Also I flushed the JMX and XWiki caches in order to avoid any caching issues, as the output of the “Check Security Cache”-Extension was too complex for the first sight.
My Questions:
Is my understanding correct that the disallow permission on the Global:XWikiAllGroup is stronger than the allow permission on the subwiki’s Local:XWikiAllGroup or is the config wrong at all?
Is there an alternative approach to achieve my goal beside granting the view right on the user level (that actually works)?
You don’t really need to use any “deny” right. What you need to do is set the “view, edit, comment” rights t the local XWikiAllGroup. This will be sufficient to deny global users access to the wiki.
Only pages which would then explicitely give rights to global users could be viewable.

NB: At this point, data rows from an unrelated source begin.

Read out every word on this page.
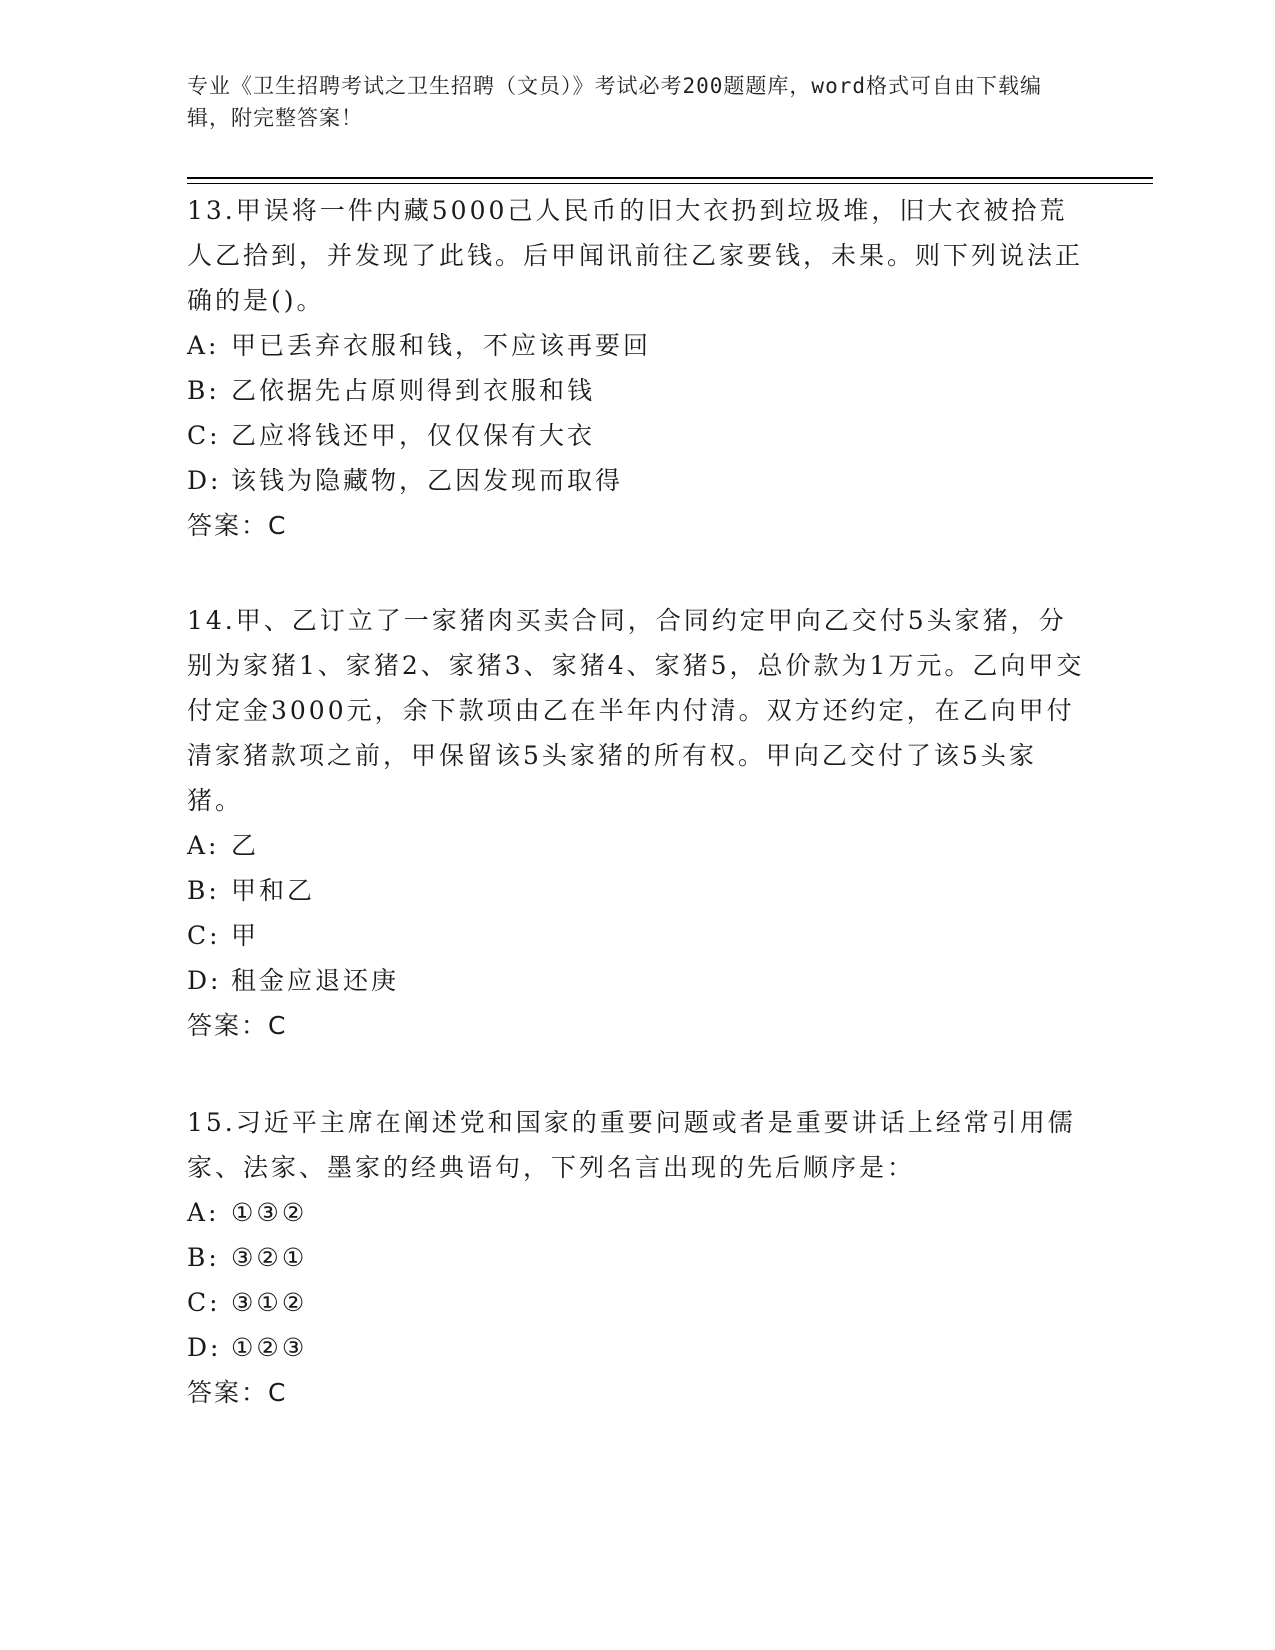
专业《卫生招聘考试之卫生招聘（文员）》考试必考200题题库，word格式可自由下载编辑，附完整答案！

13.甲误将一件内藏5000己人民币的旧大衣扔到垃圾堆，旧大衣被拾荒人乙拾到，并发现了此钱。后甲闻讯前往乙家要钱，未果。则下列说法正确的是()。

A: 甲已丢弃衣服和钱，不应该再要回

B: 乙依据先占原则得到衣服和钱

C: 乙应将钱还甲，仅仅保有大衣

D: 该钱为隐藏物，乙因发现而取得

答案：C

14.甲、乙订立了一家猪肉买卖合同，合同约定甲向乙交付5头家猪，分别为家猪1、家猪2、家猪3、家猪4、家猪5，总价款为1万元。乙向甲交付定金3000元，余下款项由乙在半年内付清。双方还约定，在乙向甲付清家猪款项之前，甲保留该5头家猪的所有权。甲向乙交付了该5头家猪。

A: 乙

B: 甲和乙

C: 甲

D: 租金应退还庚

答案：C

15.习近平主席在阐述党和国家的重要问题或者是重要讲话上经常引用儒家、法家、墨家的经典语句，下列名言出现的先后顺序是：

A: ①③②

B: ③②①

C: ③①②

D: ①②③

答案：C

Yes it’s the correct understanding. Disallowing is stronger than allow permission.
See up there. Unless you fear users would wrongly give right to global users in you wiki, you don’t need the disallow right… The standard allow right can be understood as
As long as one right is set for an area, only users (groups, individual users) can access the (wiki, space, page) with the specific (view, edit, comment) set
Most likely I messed up my test scenarios, because your described approach perfectly solves my problem. But I thought I had tested that already, causing me to explicitly deny the Global group the access.
Now the setup is absolutely straight forward and I also got a little more insight on how the permission system in XWiki works.